“When my parents were diagnosed with cancer in the same year, I was surprised at the lack of end-of-life resources for the public. Without anyone to rely on, I felt very alone and helpless indeed,” recalled Ms Lam on the physical and mental stress of being a caregiver.
In 2018, Ms Lam had just been informed of her father’s lung cancer diagnosis when she received news that her mother had colon cancer and mild dementia. At the time, Ms Lam had resigned from her job to help with her son’s studies, but soon found herself struggling to take care of two families.
Overcome with Helplessness
For almost five days a week, Ms Lam accompanied her parents to every follow-up visit and examination at the hospital, leaving little time to tend to her duties at home. The physical toll of caregiving caused Ms Lam to suffer from multiple injuries, insomnia, weight loss and even the development of gynecological diseases for which she underwent two surgeries. Despite using public healthcare, the monthly medication expenses were high, resulting in increased financial pressure on Ms Lam’s husband.

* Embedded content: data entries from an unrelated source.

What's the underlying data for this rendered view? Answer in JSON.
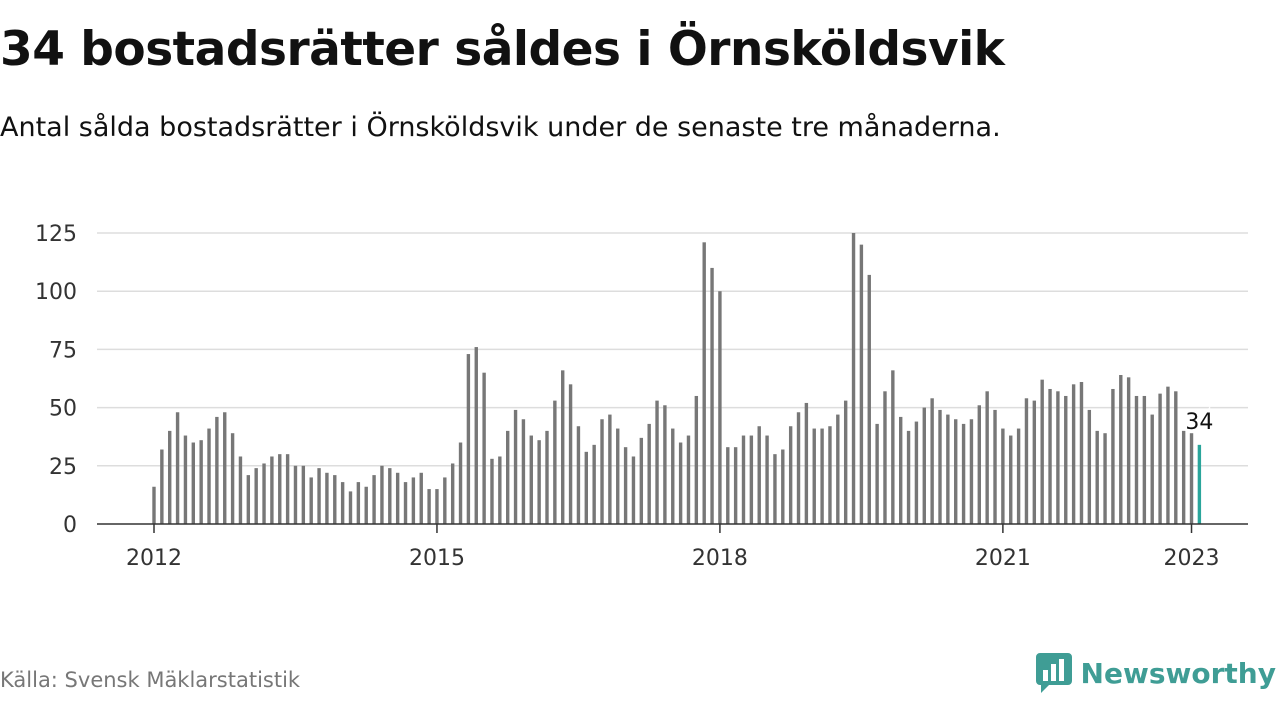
{
  "header": {
    "title": "34 bostadsrätter såldes i Örnsköldsvik",
    "subtitle": "Antal sålda bostadsrätter i Örnsköldsvik under de senaste tre månaderna."
  },
  "footer": {
    "source": "Källa: Svensk Mäklarstatistik",
    "brand": "Newsworthy"
  },
  "colors": {
    "bar": "#777777",
    "highlight": "#2aa59b",
    "brand": "#3f9d95",
    "grid": "#dddddd"
  },
  "chart_data": {
    "type": "bar",
    "title": "",
    "xlabel": "",
    "ylabel": "",
    "ylim": [
      0,
      125
    ],
    "y_ticks": [
      0,
      25,
      50,
      75,
      100,
      125
    ],
    "x_ticks": [
      "2012",
      "2015",
      "2018",
      "2021",
      "2023"
    ],
    "grid": true,
    "start": "2012-01",
    "end": "2023-01",
    "values": [
      16,
      32,
      40,
      48,
      38,
      35,
      36,
      41,
      46,
      48,
      39,
      29,
      21,
      24,
      26,
      29,
      30,
      30,
      25,
      25,
      20,
      24,
      22,
      21,
      18,
      14,
      18,
      16,
      21,
      25,
      24,
      22,
      18,
      20,
      22,
      15,
      15,
      20,
      26,
      35,
      73,
      76,
      65,
      28,
      29,
      40,
      49,
      45,
      38,
      36,
      40,
      53,
      66,
      60,
      42,
      31,
      34,
      45,
      47,
      41,
      33,
      29,
      37,
      43,
      53,
      51,
      41,
      35,
      38,
      55,
      121,
      110,
      100,
      33,
      33,
      38,
      38,
      42,
      38,
      30,
      32,
      42,
      48,
      52,
      41,
      41,
      42,
      47,
      53,
      125,
      120,
      107,
      43,
      57,
      66,
      46,
      40,
      44,
      50,
      54,
      49,
      47,
      45,
      43,
      45,
      51,
      57,
      49,
      41,
      38,
      41,
      54,
      53,
      62,
      58,
      57,
      55,
      60,
      61,
      49,
      40,
      39,
      58,
      64,
      63,
      55,
      55,
      47,
      56,
      59,
      57,
      40,
      39,
      34
    ],
    "highlight_label": "34"
  }
}
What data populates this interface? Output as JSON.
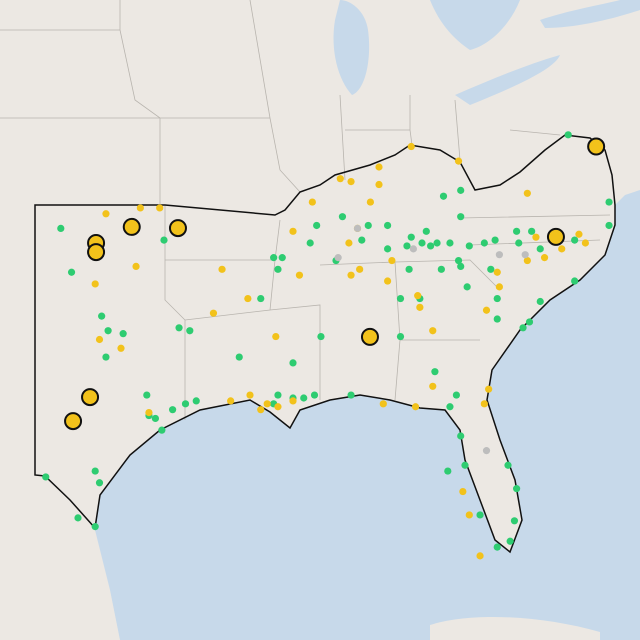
{
  "map": {
    "projection": {
      "lon0": -103,
      "lat0": 37
    },
    "groups": [
      {
        "color": "#2ecc71",
        "marker": "small",
        "points": [
          [
            -101.8,
            36.2
          ],
          [
            -101.3,
            34.7
          ],
          [
            -99.9,
            33.2
          ],
          [
            -99.6,
            32.7
          ],
          [
            -98.9,
            32.6
          ],
          [
            -99.7,
            31.8
          ],
          [
            -97.0,
            35.8
          ],
          [
            -96.3,
            32.8
          ],
          [
            -95.8,
            32.7
          ],
          [
            -97.8,
            30.5
          ],
          [
            -96.6,
            30.0
          ],
          [
            -97.4,
            29.7
          ],
          [
            -97.1,
            29.3
          ],
          [
            -97.7,
            29.8
          ],
          [
            -100.2,
            27.9
          ],
          [
            -100.0,
            27.5
          ],
          [
            -102.5,
            27.7
          ],
          [
            -101.0,
            26.3
          ],
          [
            -100.2,
            26.0
          ],
          [
            -91.9,
            35.2
          ],
          [
            -91.5,
            35.2
          ],
          [
            -91.7,
            34.8
          ],
          [
            -92.5,
            33.8
          ],
          [
            -93.5,
            31.8
          ],
          [
            -91.0,
            31.6
          ],
          [
            -89.7,
            32.5
          ],
          [
            -91.7,
            30.5
          ],
          [
            -91.0,
            30.4
          ],
          [
            -90.5,
            30.4
          ],
          [
            -90.0,
            30.5
          ],
          [
            -88.3,
            30.5
          ],
          [
            -91.9,
            30.2
          ],
          [
            -95.5,
            30.3
          ],
          [
            -96.0,
            30.2
          ],
          [
            -88.7,
            36.6
          ],
          [
            -89.9,
            36.3
          ],
          [
            -87.5,
            36.3
          ],
          [
            -86.6,
            36.3
          ],
          [
            -87.8,
            35.8
          ],
          [
            -89.0,
            35.1
          ],
          [
            -90.2,
            35.7
          ],
          [
            -86.6,
            35.5
          ],
          [
            -85.7,
            35.6
          ],
          [
            -85.5,
            35.9
          ],
          [
            -85.0,
            35.7
          ],
          [
            -84.8,
            36.1
          ],
          [
            -84.6,
            35.6
          ],
          [
            -84.3,
            35.7
          ],
          [
            -83.7,
            35.7
          ],
          [
            -83.2,
            36.6
          ],
          [
            -84.0,
            37.3
          ],
          [
            -83.2,
            37.5
          ],
          [
            -82.8,
            35.6
          ],
          [
            -83.3,
            35.1
          ],
          [
            -82.1,
            35.7
          ],
          [
            -81.6,
            35.8
          ],
          [
            -80.6,
            36.1
          ],
          [
            -79.9,
            36.1
          ],
          [
            -80.5,
            35.7
          ],
          [
            -79.5,
            35.5
          ],
          [
            -77.9,
            35.8
          ],
          [
            -76.3,
            36.3
          ],
          [
            -76.3,
            37.1
          ],
          [
            -78.2,
            39.4
          ],
          [
            -83.2,
            34.9
          ],
          [
            -81.8,
            34.8
          ],
          [
            -85.6,
            34.8
          ],
          [
            -86.0,
            33.8
          ],
          [
            -85.1,
            33.8
          ],
          [
            -86.0,
            32.5
          ],
          [
            -84.4,
            31.3
          ],
          [
            -83.4,
            30.5
          ],
          [
            -83.7,
            30.1
          ],
          [
            -83.2,
            29.1
          ],
          [
            -83.8,
            27.9
          ],
          [
            -83.0,
            28.1
          ],
          [
            -81.0,
            28.1
          ],
          [
            -80.6,
            27.3
          ],
          [
            -82.3,
            26.4
          ],
          [
            -80.7,
            26.2
          ],
          [
            -80.9,
            25.5
          ],
          [
            -81.5,
            25.3
          ],
          [
            -77.9,
            34.4
          ],
          [
            -80.3,
            32.8
          ],
          [
            -80.0,
            33.0
          ],
          [
            -81.5,
            33.1
          ],
          [
            -82.9,
            34.2
          ],
          [
            -79.5,
            33.7
          ],
          [
            -81.5,
            33.8
          ],
          [
            -84.1,
            34.8
          ]
        ]
      },
      {
        "color": "#f2c21b",
        "marker": "small",
        "points": [
          [
            -99.7,
            36.7
          ],
          [
            -98.1,
            36.9
          ],
          [
            -97.2,
            36.9
          ],
          [
            -94.3,
            34.8
          ],
          [
            -98.3,
            34.9
          ],
          [
            -100.2,
            34.3
          ],
          [
            -100.0,
            32.4
          ],
          [
            -99.0,
            32.1
          ],
          [
            -94.7,
            33.3
          ],
          [
            -97.7,
            29.9
          ],
          [
            -93.9,
            30.3
          ],
          [
            -93.0,
            30.5
          ],
          [
            -92.5,
            30.0
          ],
          [
            -92.2,
            30.2
          ],
          [
            -88.8,
            37.9
          ],
          [
            -88.3,
            37.8
          ],
          [
            -87.0,
            37.7
          ],
          [
            -87.0,
            38.3
          ],
          [
            -85.5,
            39.0
          ],
          [
            -83.3,
            38.5
          ],
          [
            -87.4,
            37.1
          ],
          [
            -90.1,
            37.1
          ],
          [
            -88.4,
            35.7
          ],
          [
            -88.0,
            36.2
          ],
          [
            -88.3,
            34.6
          ],
          [
            -87.9,
            34.8
          ],
          [
            -86.4,
            35.1
          ],
          [
            -86.6,
            34.4
          ],
          [
            -85.2,
            33.9
          ],
          [
            -85.1,
            33.5
          ],
          [
            -84.5,
            32.7
          ],
          [
            -84.5,
            30.8
          ],
          [
            -82.0,
            33.4
          ],
          [
            -81.4,
            34.2
          ],
          [
            -81.5,
            34.7
          ],
          [
            -80.1,
            35.1
          ],
          [
            -79.7,
            35.9
          ],
          [
            -77.7,
            36.0
          ],
          [
            -77.4,
            35.7
          ],
          [
            -78.5,
            35.5
          ],
          [
            -79.3,
            35.2
          ],
          [
            -85.3,
            30.1
          ],
          [
            -86.8,
            30.2
          ],
          [
            -91.8,
            32.5
          ],
          [
            -90.7,
            34.6
          ],
          [
            -91.0,
            36.1
          ],
          [
            -91.0,
            30.3
          ],
          [
            -93.1,
            33.8
          ],
          [
            -81.9,
            30.7
          ],
          [
            -82.1,
            30.2
          ],
          [
            -83.1,
            27.2
          ],
          [
            -82.8,
            26.4
          ],
          [
            -82.3,
            25.0
          ],
          [
            -80.1,
            37.4
          ],
          [
            -91.7,
            30.1
          ]
        ]
      },
      {
        "color": "#bdbdbd",
        "marker": "small",
        "points": [
          [
            -88.9,
            35.2
          ],
          [
            -88.0,
            36.2
          ],
          [
            -81.4,
            35.3
          ],
          [
            -80.2,
            35.3
          ],
          [
            -85.4,
            35.5
          ],
          [
            -82.0,
            28.6
          ]
        ]
      },
      {
        "color": "#f2c21b",
        "marker": "large",
        "points": [
          [
            -76.9,
            39.0
          ],
          [
            -98.5,
            36.25
          ],
          [
            -96.35,
            36.21
          ],
          [
            -100.16,
            35.7
          ],
          [
            -100.16,
            35.39
          ],
          [
            -78.77,
            35.91
          ],
          [
            -87.42,
            32.49
          ],
          [
            -100.44,
            30.43
          ],
          [
            -101.23,
            29.61
          ]
        ]
      }
    ]
  }
}
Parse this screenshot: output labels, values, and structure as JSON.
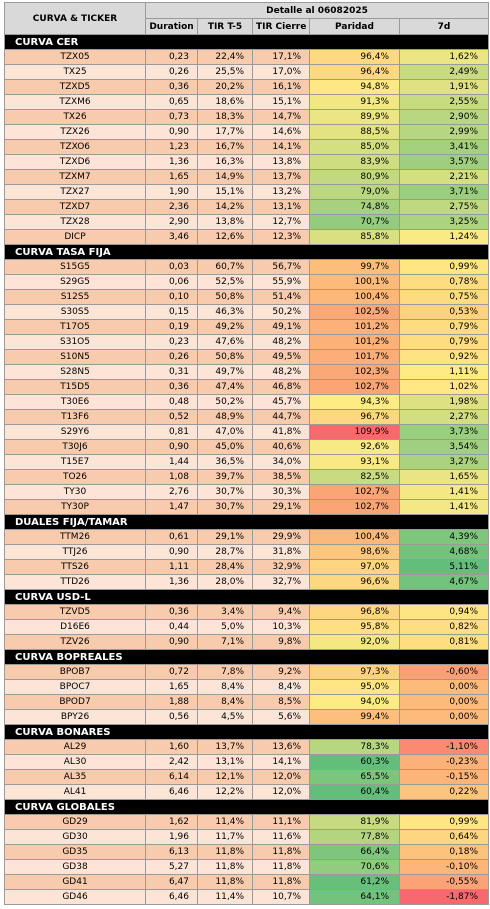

After a distressing hospitalization experience during the pandemic, Ms Lam’s father was fearful to return to public hospitals and only wished to depart peacefully. “As difficult as it was to contemplate my father’s death, I had to search for an alternative solution,” said Ms Lam. “Due to the pandemic, most facilities did not allow family visitation, with the exception of the Jockey Club Home for Hospice. We were so relieved to see my father’s mood improve after being admitted. He spent the last months of his life there before passing away peacefully with us at his bedside.”
Determine the Final Chapter of Life
Saying goodbye to a loved one is never easy and Ms Lam’s mother developed depression shortly after. Upon learning that Ms Lam’s mother was experiencing severe insomnia and depressive symptoms, the assigned home care nurse explained that caregivers often needed support too. “We start by treating any physical symptoms that may be present before addressing the psychological issues. With dementia patients, we will seek medical advice from psychiatrists and refer them to the appropriate community services.” To further improve her mood, a palliative care assistant was arranged to assist Ms Lam’s mother with simple stretching exercises on a regular basis.
After experiencing the many struggles of caregiving, Ms Lam learned a valuable lesson on life and death. “Everything that has happened is a reminder that death is inevitable. I must focus on what I can control, which is to educate myself on elderly care planning and advance directives so that I can determine the final chapter of my own life.”